Maillon essentiel du réseau de la santé, les diététistes-nutritionnistes sont présentes dans les centres hospitaliers, les CLSC, les centres d’hébergement et dans les centres de réadaptation. Elles travaillent à l’amélioration et au maintien de l’état nutritionnel des gens en les soutenant dans l’amélioration de leurs habitudes alimentaires. Voilà pour la description officielle. Cependant, la réalité de leur profession est plus passionnante encore et l’importance de leur rôle dans le réseau est largement sous-estimé.

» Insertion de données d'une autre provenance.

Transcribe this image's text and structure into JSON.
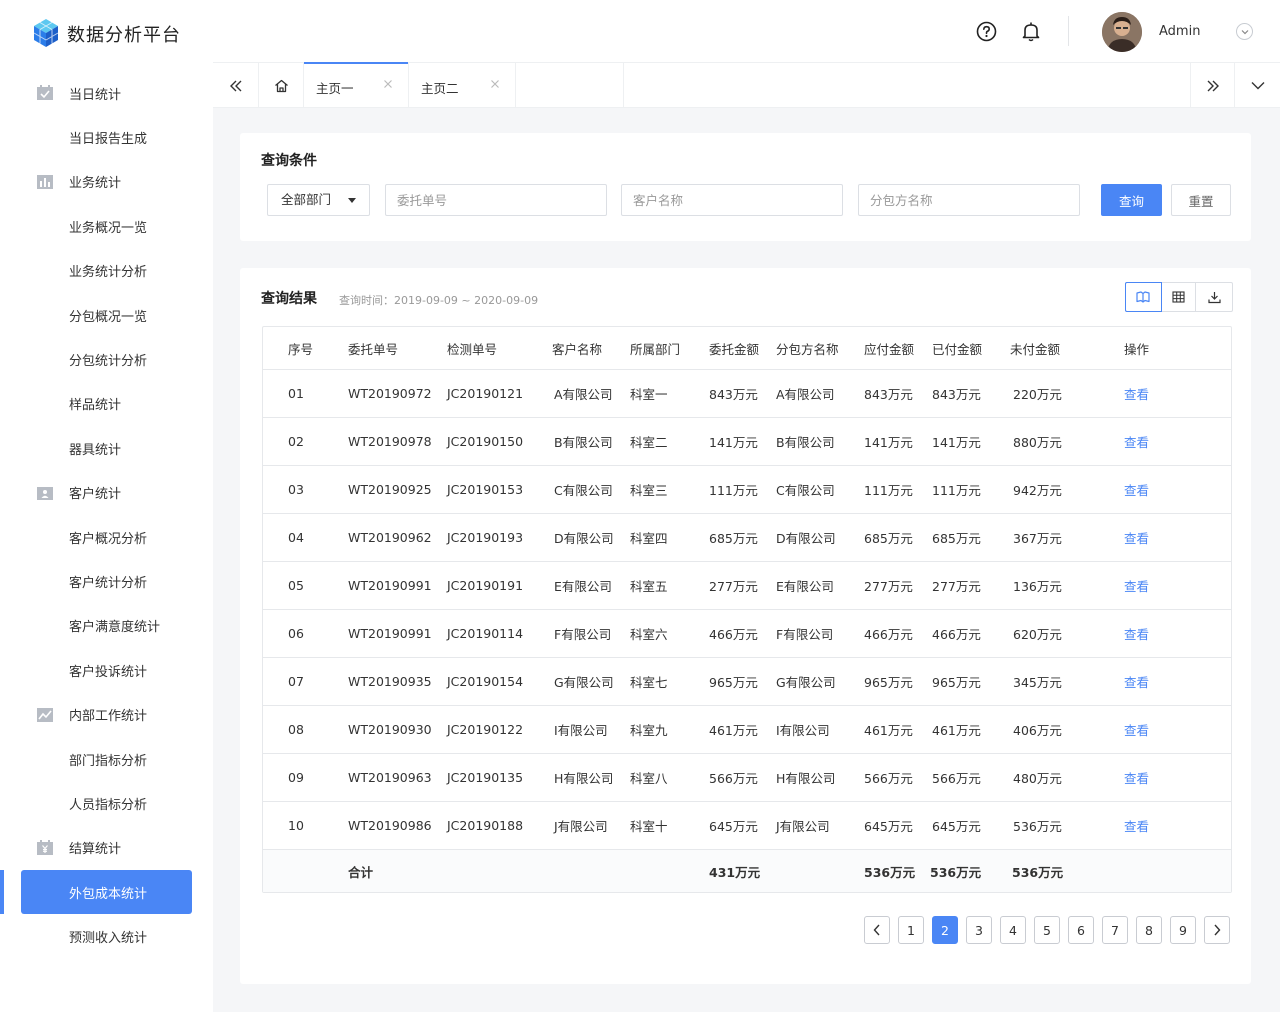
{
  "app": {
    "title": "数据分析平台",
    "user": "Admin"
  },
  "colors": {
    "accent": "#4a86f5",
    "link": "#4a86f5"
  },
  "sidebar": {
    "items": [
      {
        "label": "当日统计",
        "icon": "calendar-check-icon",
        "level": 1
      },
      {
        "label": "当日报告生成",
        "level": 2
      },
      {
        "label": "业务统计",
        "icon": "bar-chart-icon",
        "level": 1
      },
      {
        "label": "业务概况一览",
        "level": 2
      },
      {
        "label": "业务统计分析",
        "level": 2
      },
      {
        "label": "分包概况一览",
        "level": 2
      },
      {
        "label": "分包统计分析",
        "level": 2
      },
      {
        "label": "样品统计",
        "level": 2
      },
      {
        "label": "器具统计",
        "level": 2
      },
      {
        "label": "客户统计",
        "icon": "id-card-icon",
        "level": 1
      },
      {
        "label": "客户概况分析",
        "level": 2
      },
      {
        "label": "客户统计分析",
        "level": 2
      },
      {
        "label": "客户满意度统计",
        "level": 2
      },
      {
        "label": "客户投诉统计",
        "level": 2
      },
      {
        "label": "内部工作统计",
        "icon": "line-chart-icon",
        "level": 1
      },
      {
        "label": "部门指标分析",
        "level": 2
      },
      {
        "label": "人员指标分析",
        "level": 2
      },
      {
        "label": "结算统计",
        "icon": "yen-icon",
        "level": 1
      },
      {
        "label": "外包成本统计",
        "level": 2,
        "active": true
      },
      {
        "label": "预测收入统计",
        "level": 2
      }
    ]
  },
  "tabs": [
    {
      "label": "主页一",
      "active": true
    },
    {
      "label": "主页二",
      "active": false
    }
  ],
  "query": {
    "title": "查询条件",
    "department": "全部部门",
    "order_placeholder": "委托单号",
    "customer_placeholder": "客户名称",
    "subcontractor_placeholder": "分包方名称",
    "search_label": "查询",
    "reset_label": "重置"
  },
  "results": {
    "title": "查询结果",
    "time_range": "查询时间：2019-09-09 ~ 2020-09-09",
    "columns": [
      "序号",
      "委托单号",
      "检测单号",
      "客户名称",
      "所属部门",
      "委托金额",
      "分包方名称",
      "应付金额",
      "已付金额",
      "未付金额",
      "操作"
    ],
    "rows": [
      [
        "01",
        "WT20190972",
        "JC20190121",
        "A有限公司",
        "科室一",
        "843万元",
        "A有限公司",
        "843万元",
        "843万元",
        "220万元",
        "查看"
      ],
      [
        "02",
        "WT20190978",
        "JC20190150",
        "B有限公司",
        "科室二",
        "141万元",
        "B有限公司",
        "141万元",
        "141万元",
        "880万元",
        "查看"
      ],
      [
        "03",
        "WT20190925",
        "JC20190153",
        "C有限公司",
        "科室三",
        "111万元",
        "C有限公司",
        "111万元",
        "111万元",
        "942万元",
        "查看"
      ],
      [
        "04",
        "WT20190962",
        "JC20190193",
        "D有限公司",
        "科室四",
        "685万元",
        "D有限公司",
        "685万元",
        "685万元",
        "367万元",
        "查看"
      ],
      [
        "05",
        "WT20190991",
        "JC20190191",
        "E有限公司",
        "科室五",
        "277万元",
        "E有限公司",
        "277万元",
        "277万元",
        "136万元",
        "查看"
      ],
      [
        "06",
        "WT20190991",
        "JC20190114",
        "F有限公司",
        "科室六",
        "466万元",
        "F有限公司",
        "466万元",
        "466万元",
        "620万元",
        "查看"
      ],
      [
        "07",
        "WT20190935",
        "JC20190154",
        "G有限公司",
        "科室七",
        "965万元",
        "G有限公司",
        "965万元",
        "965万元",
        "345万元",
        "查看"
      ],
      [
        "08",
        "WT20190930",
        "JC20190122",
        "I有限公司",
        "科室九",
        "461万元",
        "I有限公司",
        "461万元",
        "461万元",
        "406万元",
        "查看"
      ],
      [
        "09",
        "WT20190963",
        "JC20190135",
        "H有限公司",
        "科室八",
        "566万元",
        "H有限公司",
        "566万元",
        "566万元",
        "480万元",
        "查看"
      ],
      [
        "10",
        "WT20190986",
        "JC20190188",
        "J有限公司",
        "科室十",
        "645万元",
        "J有限公司",
        "645万元",
        "645万元",
        "536万元",
        "查看"
      ]
    ],
    "total": {
      "label": "合计",
      "order_amount": "431万元",
      "payable": "536万元",
      "paid": "536万元",
      "unpaid": "536万元"
    }
  },
  "pagination": {
    "pages": [
      "1",
      "2",
      "3",
      "4",
      "5",
      "6",
      "7",
      "8",
      "9"
    ],
    "current": "2"
  }
}
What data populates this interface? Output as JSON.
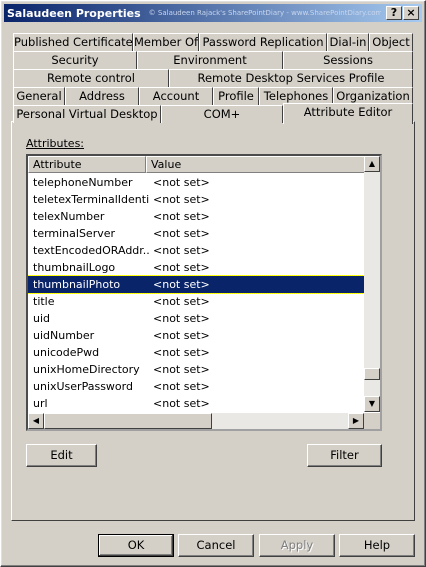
{
  "window": {
    "title": "Salaudeen Properties",
    "watermark": "© Salaudeen Rajack's SharePointDiary - www.SharePointDiary.com",
    "help_btn": "?",
    "close_btn": "×"
  },
  "tabs": {
    "row1": [
      "Published Certificates",
      "Member Of",
      "Password Replication",
      "Dial-in",
      "Object"
    ],
    "row2": [
      "Security",
      "Environment",
      "Sessions"
    ],
    "row3": [
      "Remote control",
      "Remote Desktop Services Profile"
    ],
    "row4": [
      "General",
      "Address",
      "Account",
      "Profile",
      "Telephones",
      "Organization"
    ],
    "row5": [
      "Personal Virtual Desktop",
      "COM+",
      "Attribute Editor"
    ],
    "active": "Attribute Editor"
  },
  "attributes_label": "Attributes:",
  "table": {
    "col_attribute": "Attribute",
    "col_value": "Value",
    "rows": [
      {
        "attr": "telephoneNumber",
        "value": "<not set>"
      },
      {
        "attr": "teletexTerminalIdentifier",
        "value": "<not set>"
      },
      {
        "attr": "telexNumber",
        "value": "<not set>"
      },
      {
        "attr": "terminalServer",
        "value": "<not set>"
      },
      {
        "attr": "textEncodedORAddr...",
        "value": "<not set>"
      },
      {
        "attr": "thumbnailLogo",
        "value": "<not set>"
      },
      {
        "attr": "thumbnailPhoto",
        "value": "<not set>"
      },
      {
        "attr": "title",
        "value": "<not set>"
      },
      {
        "attr": "uid",
        "value": "<not set>"
      },
      {
        "attr": "uidNumber",
        "value": "<not set>"
      },
      {
        "attr": "unicodePwd",
        "value": "<not set>"
      },
      {
        "attr": "unixHomeDirectory",
        "value": "<not set>"
      },
      {
        "attr": "unixUserPassword",
        "value": "<not set>"
      },
      {
        "attr": "url",
        "value": "<not set>"
      }
    ],
    "selected": "thumbnailPhoto"
  },
  "buttons": {
    "edit": "Edit",
    "filter": "Filter",
    "ok": "OK",
    "cancel": "Cancel",
    "apply": "Apply",
    "help": "Help"
  },
  "colors": {
    "selection": "#0a246a",
    "face": "#d4d0c8"
  }
}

En effet, la science pointe de plus en plus vers l’alimentation pour expliquer un nombre incalculable de maux et les nutritionnistes sont de plus en plus spécialisées afin d’y répondre. « Depuis les années 80, il est de plus en plus facile de travailler en collaboration étroite avec les médecins, rappelle Martine Bienvenue. Les nutritionnistes ont de plus en plus leur place dans le traitement médical des patients. La réforme du Code des professions a statué que la détermination du traitement nutritionnel et sa surveillance sont des activités réservées aux nutritionnistes et je crois que cela a grandement aidé à obtenir plus de confiance de la part des médecins.» Mais la partie n’est pas encore gagnée, souligne-t-elle, car il reste encore du travail de sensibilisation à faire auprès des collègues de travail pour bien faire comprendre la nature et la portée de leur profession. Car les mythes ont la vie dure…
Des mythes à défaire
Dans les médias, un peu tout le monde peut se prétendre spécialiste de la nutrition. Et l’impression demeure que ces spécialistes auto-proclamés servent surtout à faire perdre du poids, vendant ainsi des miracles qui ne peuvent se réaliser. Les diététistes-nutritionnistes sont donc parfois confrontées à des attentes irréalistes qui complexifient leur travail.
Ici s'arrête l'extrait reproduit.